Exterminating Angel – An Improvisation

Future Ruins

Genre: Improvised Theatre


Pleasance Courtyard Upstairs


Low Down

An acclaimed black comedy about a dinner party that never ends. 


Five people are talking casually at a dinner party.  It is friendly, relaxed, even banal.  Two couples, one woman is pregnant,  and a single man.  

They chat, they dance.  Everything is friendly and happy, it is hard to detect who is with who, who are the hosts.  It is totally natural and amusing. .  The lighting is low, though, which gives the dark curtained setting a feeling that this amiability may not be quite what it seems Then it is time for the visitors to go.
Kisses and hugs are exchanged with enthusiasm or self consciousness.

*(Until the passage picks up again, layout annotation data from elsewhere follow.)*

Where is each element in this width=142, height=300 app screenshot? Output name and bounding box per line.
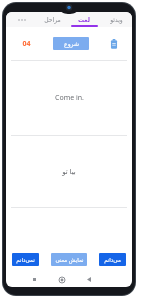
button[interactable]: Recent apps	[21, 272, 48, 287]
staticText: مراحل	[44, 16, 61, 23]
button[interactable]: می‌دانم	[99, 253, 126, 266]
button[interactable]: نمایش معنی	[51, 253, 87, 266]
button[interactable]: مراحل	[37, 12, 68, 27]
button[interactable]: لغت	[68, 12, 100, 27]
staticText: بیا تو	[62, 167, 76, 177]
button[interactable]: 04	[12, 27, 40, 60]
staticText: 04	[22, 39, 31, 49]
staticText: نمی‌دانم	[16, 257, 35, 263]
staticText: Come in.	[55, 93, 84, 103]
staticText: شروع	[64, 40, 79, 47]
button[interactable]: Word list	[102, 27, 126, 60]
staticText: نمایش معنی	[55, 256, 84, 263]
button[interactable]: شروع	[53, 37, 89, 50]
staticText: لغت	[78, 16, 90, 23]
button[interactable]: نمی‌دانم	[12, 253, 39, 266]
staticText: ویدئو	[110, 16, 123, 23]
button[interactable]: More options	[6, 12, 37, 27]
button[interactable]: ویدئو	[100, 12, 132, 27]
button[interactable]: Back	[75, 272, 102, 287]
button[interactable]: Home	[48, 272, 75, 287]
staticText: می‌دانم	[104, 257, 121, 263]
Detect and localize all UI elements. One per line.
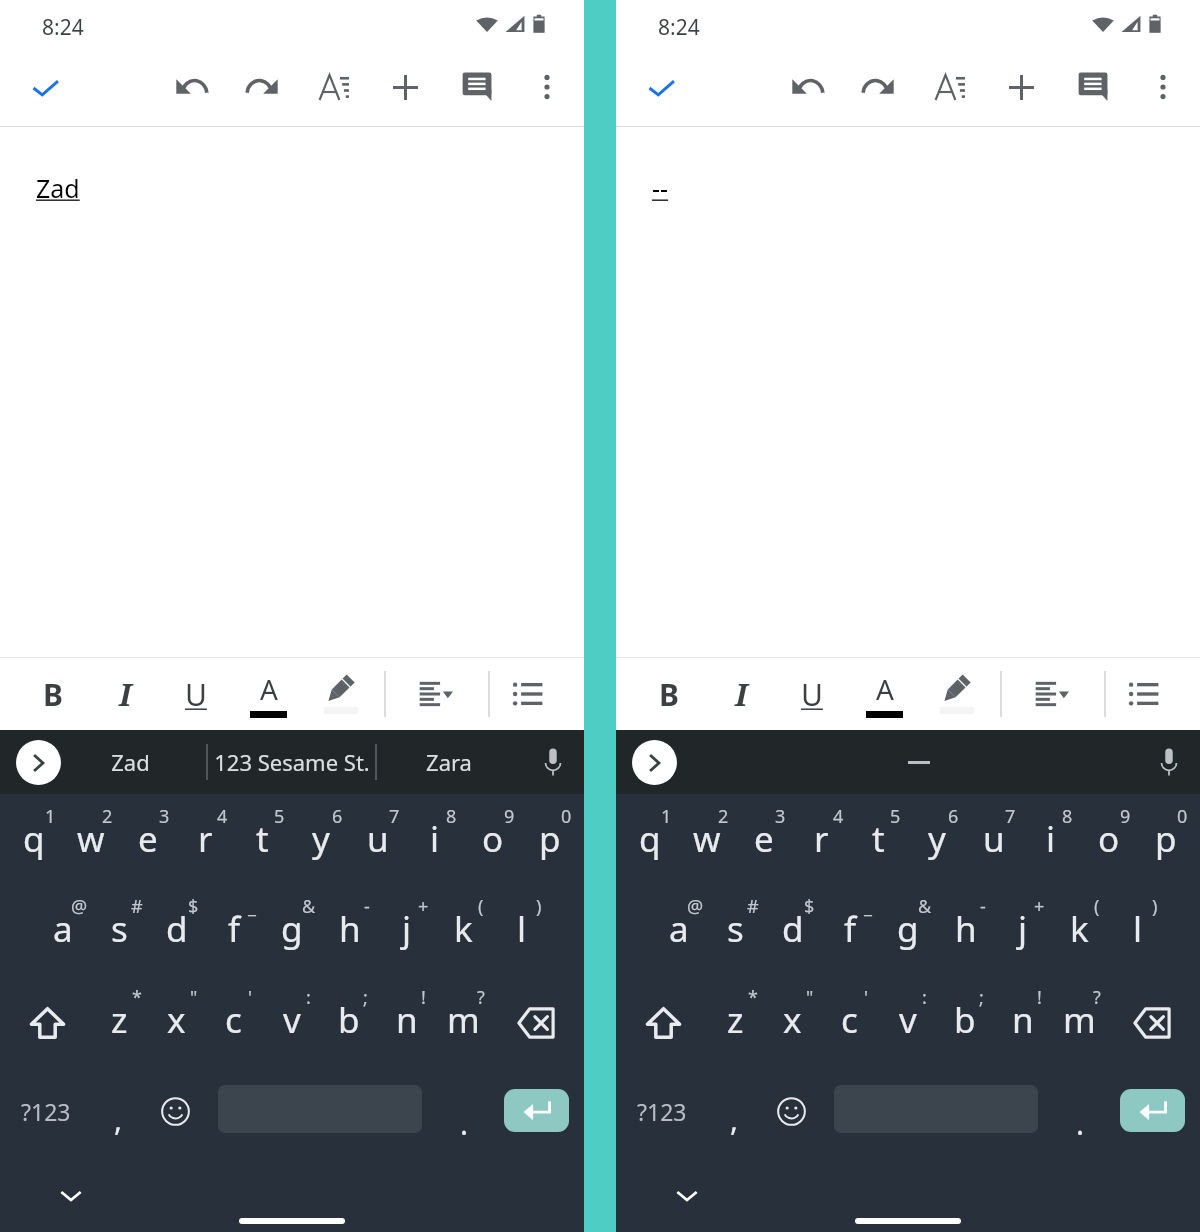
- button[interactable]: 0: [521, 811, 578, 873]
- button[interactable]: -: [321, 901, 378, 963]
- button[interactable]: Comments: [450, 59, 504, 113]
- button[interactable]: Voice input: [533, 742, 573, 782]
- button[interactable]: Backspace: [492, 992, 580, 1054]
- button[interactable]: (: [435, 901, 492, 963]
- button[interactable]: +: [378, 901, 435, 963]
- button[interactable]: ": [148, 992, 205, 1054]
- button[interactable]: $: [764, 901, 821, 963]
- button[interactable]: Underline: [786, 668, 838, 720]
- button[interactable]: Shift: [619, 992, 707, 1054]
- button[interactable]: ?: [435, 992, 492, 1054]
- button[interactable]: Redo: [851, 59, 905, 113]
- button[interactable]: 6: [908, 811, 965, 873]
- button[interactable]: @: [34, 901, 91, 963]
- button[interactable]: *: [707, 992, 764, 1054]
- button[interactable]: List: [502, 668, 554, 720]
- button[interactable]: More options: [520, 60, 574, 114]
- button[interactable]: ): [493, 901, 550, 963]
- button[interactable]: Period: [1056, 1095, 1104, 1151]
- button[interactable]: 123 Sesame St.: [208, 730, 376, 794]
- button[interactable]: -: [937, 901, 994, 963]
- button[interactable]: ': [205, 992, 262, 1054]
- button[interactable]: Comma: [94, 1091, 142, 1147]
- button[interactable]: #: [707, 901, 764, 963]
- button[interactable]: More options: [1136, 60, 1190, 114]
- button[interactable]: Zad: [70, 730, 190, 794]
- button[interactable]: Voice input: [1149, 742, 1189, 782]
- button[interactable]: Undo: [780, 59, 834, 113]
- button[interactable]: 2: [678, 811, 735, 873]
- button[interactable]: _: [206, 901, 263, 963]
- button[interactable]: Text color: [242, 668, 294, 720]
- button[interactable]: Symbols: [616, 1080, 708, 1142]
- button[interactable]: Done: [634, 61, 688, 115]
- button[interactable]: Hide keyboard: [49, 1174, 93, 1218]
- button[interactable]: Underline: [170, 668, 222, 720]
- button[interactable]: _: [822, 901, 879, 963]
- button[interactable]: 9: [1080, 811, 1137, 873]
- button[interactable]: 8: [406, 811, 463, 873]
- button[interactable]: List: [1118, 668, 1170, 720]
- button[interactable]: 2: [62, 811, 119, 873]
- button[interactable]: Emoji: [763, 1083, 819, 1139]
- button[interactable]: &: [263, 901, 320, 963]
- button[interactable]: +: [994, 901, 1051, 963]
- button[interactable]: Enter: [1120, 1089, 1185, 1132]
- button[interactable]: Text color: [858, 668, 910, 720]
- button[interactable]: Comma: [710, 1091, 758, 1147]
- button[interactable]: 7: [349, 811, 406, 873]
- button[interactable]: Alignment: [1026, 668, 1078, 720]
- button[interactable]: Highlight: [315, 668, 367, 720]
- button[interactable]: Undo: [164, 59, 218, 113]
- button[interactable]: Expand toolbar: [632, 740, 677, 785]
- button[interactable]: Insert: [994, 60, 1048, 114]
- button[interactable]: :: [263, 992, 320, 1054]
- button[interactable]: 1: [621, 811, 678, 873]
- button[interactable]: @: [650, 901, 707, 963]
- button[interactable]: Zara: [389, 730, 509, 794]
- button[interactable]: Text formatting: [307, 60, 361, 114]
- button[interactable]: Italic: [99, 668, 151, 720]
- button[interactable]: $: [148, 901, 205, 963]
- button[interactable]: Hide keyboard: [665, 1174, 709, 1218]
- button[interactable]: Expand toolbar: [16, 740, 61, 785]
- button[interactable]: ': [821, 992, 878, 1054]
- button[interactable]: 3: [119, 811, 176, 873]
- button[interactable]: Done: [18, 61, 72, 115]
- button[interactable]: 4: [177, 811, 234, 873]
- button[interactable]: Shift: [3, 992, 91, 1054]
- button[interactable]: 3: [735, 811, 792, 873]
- button[interactable]: Bold: [27, 668, 79, 720]
- button[interactable]: Bold: [643, 668, 695, 720]
- button[interactable]: &: [879, 901, 936, 963]
- button[interactable]: Text formatting: [923, 60, 977, 114]
- button[interactable]: Insert: [378, 60, 432, 114]
- button[interactable]: 5: [234, 811, 291, 873]
- button[interactable]: Italic: [715, 668, 767, 720]
- button[interactable]: !: [378, 992, 435, 1054]
- button[interactable]: ): [1109, 901, 1166, 963]
- button[interactable]: 5: [850, 811, 907, 873]
- button[interactable]: 8: [1022, 811, 1079, 873]
- button[interactable]: Symbols: [0, 1080, 92, 1142]
- button[interactable]: Period: [440, 1095, 488, 1151]
- button[interactable]: :: [879, 992, 936, 1054]
- button[interactable]: ;: [936, 992, 993, 1054]
- button[interactable]: !: [994, 992, 1051, 1054]
- button[interactable]: 1: [5, 811, 62, 873]
- button[interactable]: 0: [1137, 811, 1194, 873]
- button[interactable]: Comments: [1066, 59, 1120, 113]
- button[interactable]: Highlight: [931, 668, 983, 720]
- button[interactable]: ?: [1051, 992, 1108, 1054]
- button[interactable]: Emoji: [147, 1083, 203, 1139]
- button[interactable]: Backspace: [1108, 992, 1196, 1054]
- button[interactable]: ": [764, 992, 821, 1054]
- button[interactable]: (: [1051, 901, 1108, 963]
- button[interactable]: 6: [292, 811, 349, 873]
- button[interactable]: *: [91, 992, 148, 1054]
- button[interactable]: Alignment: [410, 668, 462, 720]
- button[interactable]: 4: [793, 811, 850, 873]
- button[interactable]: Enter: [504, 1089, 569, 1132]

And then everything stops…
This extraordinarily powerful play gradually reveals itself with the inevitability of a tap dripping from an imploded boiler.  Secrets are exchanged, relationships and deceits exposed, a sort of truth game reveals  more than the friends want to hear and the seemingly strong friendships begin to crumble as illusions are threatened and a violence intrudes.  There seems to be a glimpse of a sort of salvation or escape but this in itself is a threat, and we are left……but I do not want to reveal any more, it is a play to be seen and savoured.
This is a play that intrigues and  mystifies, moving from the most banal naturalism to deeply disturbing threat and shocking outbursts.  Simply set in the three sided intimate stage of the Pleasance Courtyard Upstairs you immediately know something of the people, the place, the time, the class, and become  involved in the lives of the five friends and the tensions build with an inevitablility that draws you in.  It has suggestions of a Mike Leigh play or echoes of some of Priestley’s Time plays, but it has its own modern stamp, and is played with total conviction., The extraordinarily natural dialogue masks a finely constructed narrative full of subtle humour and strong climaxes.  
The performers are always believable and often riveting.  Christine Carty especially is nervy and vibrant as the hostess, and Tom McHugh as her husband scary with his suppressed violence.  Jack MacNamara has devised and directed.  It is a most eloquent, disturbing and intriguing piece of Fringe Theatre at its best.